Economic reforms have been stopped. Financial institutions have been subjected to centralized government control. Inefficient kolkhozes and money-losing industries have been artificially propped up with government subsidies. Standard of living has plummeted and the economy stagnates.

But Lukashenka vows to stay on course. His course.

But what is this course of his? Vincuk Viacorka, a leader of the opposition Belarusian Popular Front, wrote yesterday in the French newspaper Le Monde that Lukashenka's course follows "a curious ideological hybrid construed of communism, nostalgic yearning for the Soviet Union and an anti-western orthodox Russian chauvinism."

Another French newspaper, Le Figaro, today suggested that Lukashenka is just one of those "accidental politicians, brought to power during the time of problems and difficulties, and susceptible to turn toward authoritarian methods at any time."

Figaro also quoted an unnamed French diplomat, who noted the difficulty of dealing with this sort of politicians because "one does not have any idea what constitutes their term of reference and what they are likely to do tomorrow. They are unpredictable."

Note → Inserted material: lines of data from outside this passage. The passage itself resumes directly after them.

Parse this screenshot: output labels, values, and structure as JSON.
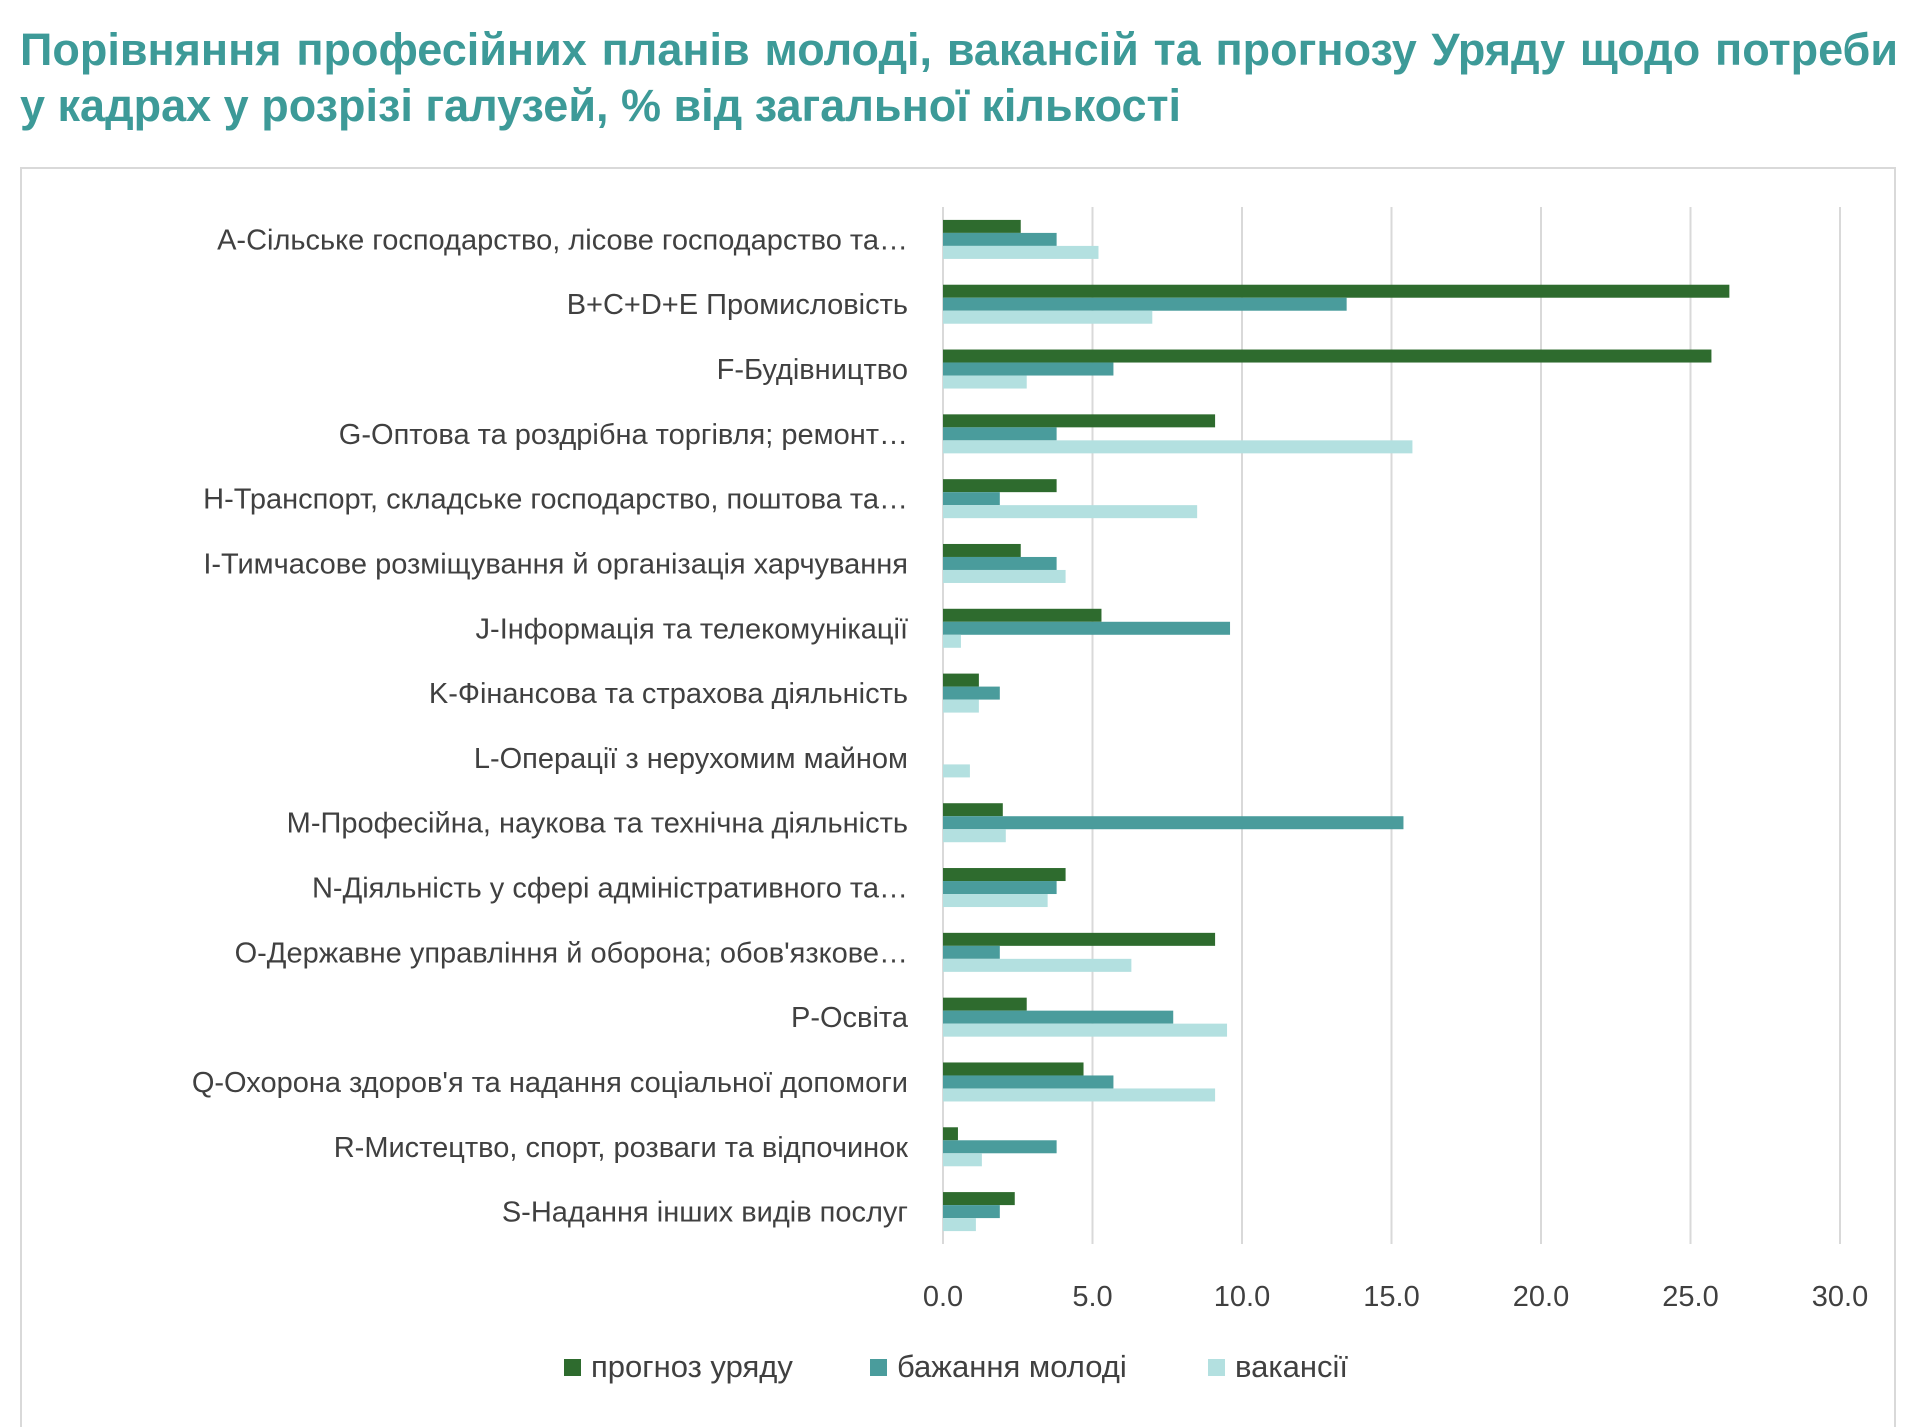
{
  "title": "Порівняння професійних планів молоді, вакансій та прогнозу Уряду щодо потреби у кадрах у розрізі  галузей, % від загальної кількості",
  "colors": {
    "title": "#3d9a98",
    "series": [
      "#2e6b2e",
      "#4a9c9c",
      "#b3e0e0"
    ],
    "grid": "#d9d9d9",
    "text": "#404040"
  },
  "chart_data": {
    "type": "bar",
    "orientation": "horizontal",
    "title": "Порівняння професійних планів молоді, вакансій та прогнозу Уряду щодо потреби у кадрах у розрізі  галузей, % від загальної кількості",
    "xlabel": "",
    "ylabel": "",
    "xlim": [
      0,
      30
    ],
    "ticks": [
      "0.0",
      "5.0",
      "10.0",
      "15.0",
      "20.0",
      "25.0",
      "30.0"
    ],
    "grid": "vertical",
    "legend_position": "bottom",
    "categories": [
      "A-Сільське господарство, лісове господарство та…",
      "B+C+D+E Промисловість",
      "F-Будівництво",
      "G-Оптова та роздрібна торгівля; ремонт…",
      "H-Транспорт, складське господарство, поштова та…",
      "I-Тимчасове розміщування й організація харчування",
      "J-Інформація та телекомунікації",
      "K-Фінансова та страхова діяльність",
      "L-Операції з нерухомим майном",
      "M-Професійна, наукова та технічна діяльність",
      "N-Діяльність у сфері адміністративного та…",
      "O-Державне управління й оборона; обов'язкове…",
      "P-Освіта",
      "Q-Охорона здоров'я та надання соціальної допомоги",
      "R-Мистецтво, спорт, розваги та відпочинок",
      "S-Надання інших видів послуг"
    ],
    "series": [
      {
        "name": "прогноз уряду",
        "color": "#2e6b2e",
        "values": [
          2.6,
          26.3,
          25.7,
          9.1,
          3.8,
          2.6,
          5.3,
          1.2,
          0.0,
          2.0,
          4.1,
          9.1,
          2.8,
          4.7,
          0.5,
          2.4
        ]
      },
      {
        "name": "бажання молоді",
        "color": "#4a9c9c",
        "values": [
          3.8,
          13.5,
          5.7,
          3.8,
          1.9,
          3.8,
          9.6,
          1.9,
          0.0,
          15.4,
          3.8,
          1.9,
          7.7,
          5.7,
          3.8,
          1.9
        ]
      },
      {
        "name": "вакансії",
        "color": "#b3e0e0",
        "values": [
          5.2,
          7.0,
          2.8,
          15.7,
          8.5,
          4.1,
          0.6,
          1.2,
          0.9,
          2.1,
          3.5,
          6.3,
          9.5,
          9.1,
          1.3,
          1.1
        ]
      }
    ]
  }
}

But one has to deal with them. The French officials were said to have argued that no country should refuse to "maintain a dialogue" with another country, irrespectively of the internal politics of such interlocutors. French officials say that this is particularly important in the case of Belarus, a country "in the very heart of Europe."

Similar arguments were used by Polish President Aleksander Kwasniewski, who visited Belarus three months ago. And they are likely to justify other countries' contacts with Lukashenka as well.

But the sour political aftertaste remains. And it is likely to linger, because there is little that can be done to change the situation.